Entonces, ¿por qué sólo piensa en Ravi y en su querido Ran Bagha? Se imagina que las moscas ya estarán trabajando. Pronto les tocará a las larvas y los gusanos. No era más que un animal salvaje, ni siquiera uno de los mejores guerreros. Puede comprar y adiestrar otro. Hay un millar de hombres muertos allá en el campo, ¿qué importa un colmilludo?
—¿Cuál va a ser tu premio? —le pregunta Alejandro—. Dime qué quieres.
—Zahara —se oye decir Gajendra.
La sonrisa desaparece. Los que están cerca se vuelven para escuchar.
Hasta Alejandro parece desconcertado.
—¿No le darás tiempo de llorar?
—No llorará por él. Para él no era más que un trofeo, como cualquier otro.
—Sin embargo sería mejor esperar.
—Me habéis preguntado qué deseaba como premio. Y os lo he dicho.
Un helado silencio se adueña de la habitación. Nearco se ha ganado una muerte heroica hoy y esto suena a falta de respeto. «Esto no está bien», oye que rezonga alguien. «¿Una esposa no debería ser viuda más de un día?».

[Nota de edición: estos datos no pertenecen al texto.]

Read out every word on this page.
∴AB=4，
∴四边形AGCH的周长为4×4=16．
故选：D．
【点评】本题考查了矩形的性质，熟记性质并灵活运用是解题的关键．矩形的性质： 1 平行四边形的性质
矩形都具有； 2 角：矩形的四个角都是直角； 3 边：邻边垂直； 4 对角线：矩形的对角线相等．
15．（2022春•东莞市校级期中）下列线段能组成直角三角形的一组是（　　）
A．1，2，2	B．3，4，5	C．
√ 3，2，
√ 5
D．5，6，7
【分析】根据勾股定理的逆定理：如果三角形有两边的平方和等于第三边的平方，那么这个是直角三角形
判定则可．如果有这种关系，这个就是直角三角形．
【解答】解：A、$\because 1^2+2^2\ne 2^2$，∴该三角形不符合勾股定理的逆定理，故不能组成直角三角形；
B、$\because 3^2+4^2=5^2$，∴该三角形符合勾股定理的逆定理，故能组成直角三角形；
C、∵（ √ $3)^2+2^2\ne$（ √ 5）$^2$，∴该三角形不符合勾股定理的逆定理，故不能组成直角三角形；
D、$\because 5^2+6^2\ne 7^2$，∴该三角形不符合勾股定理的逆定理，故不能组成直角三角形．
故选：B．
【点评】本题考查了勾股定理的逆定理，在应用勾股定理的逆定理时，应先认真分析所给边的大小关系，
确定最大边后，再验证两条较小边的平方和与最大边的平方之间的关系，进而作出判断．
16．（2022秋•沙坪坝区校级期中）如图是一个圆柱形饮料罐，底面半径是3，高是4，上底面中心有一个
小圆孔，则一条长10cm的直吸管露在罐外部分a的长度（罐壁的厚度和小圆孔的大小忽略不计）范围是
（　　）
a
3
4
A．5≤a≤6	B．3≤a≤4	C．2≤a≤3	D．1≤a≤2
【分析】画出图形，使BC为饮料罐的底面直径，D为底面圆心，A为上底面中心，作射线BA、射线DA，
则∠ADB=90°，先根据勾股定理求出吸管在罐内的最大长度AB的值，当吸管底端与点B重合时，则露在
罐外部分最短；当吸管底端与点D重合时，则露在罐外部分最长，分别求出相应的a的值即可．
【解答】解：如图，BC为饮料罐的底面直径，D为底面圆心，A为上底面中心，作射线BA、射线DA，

Incluso a Gajendra le choca su propio atrevimiento. Pero quiere lo que se merece, aquello por lo que se ha arriesgado y por lo que ha trabajado, y lo quiere ya.
Alejandro sonríe.
—De modo que eres despiadado después de todo. El elefantero es un general.
—Eso parece.
—No va a gustarles —dice Alejandro mirando a los demás capitanes, los que han enronquecido a fuerza de aclamarlo hace unos momentos.
—Me da igual lo que piensen de mí.
Alejandro sangra más ahora. De nuevo el médico intenta terminar de coserle el brazo. Alejandro lo aparta de un empujón y palmotea a Gajendra en el hombro.
—¿Qué miráis todos? ¿No es el héroe de Siracusa? ¡Le daremos lo que es justo!
Están acostumbrados a que Alejandro los mangonee, aunque no tiene por qué gustarles. Lo único que recibe son miradas hurañas. Pero Alejandro se limita a reír y pide más vino. Es un dios. Puede hacer lo que se le antoje.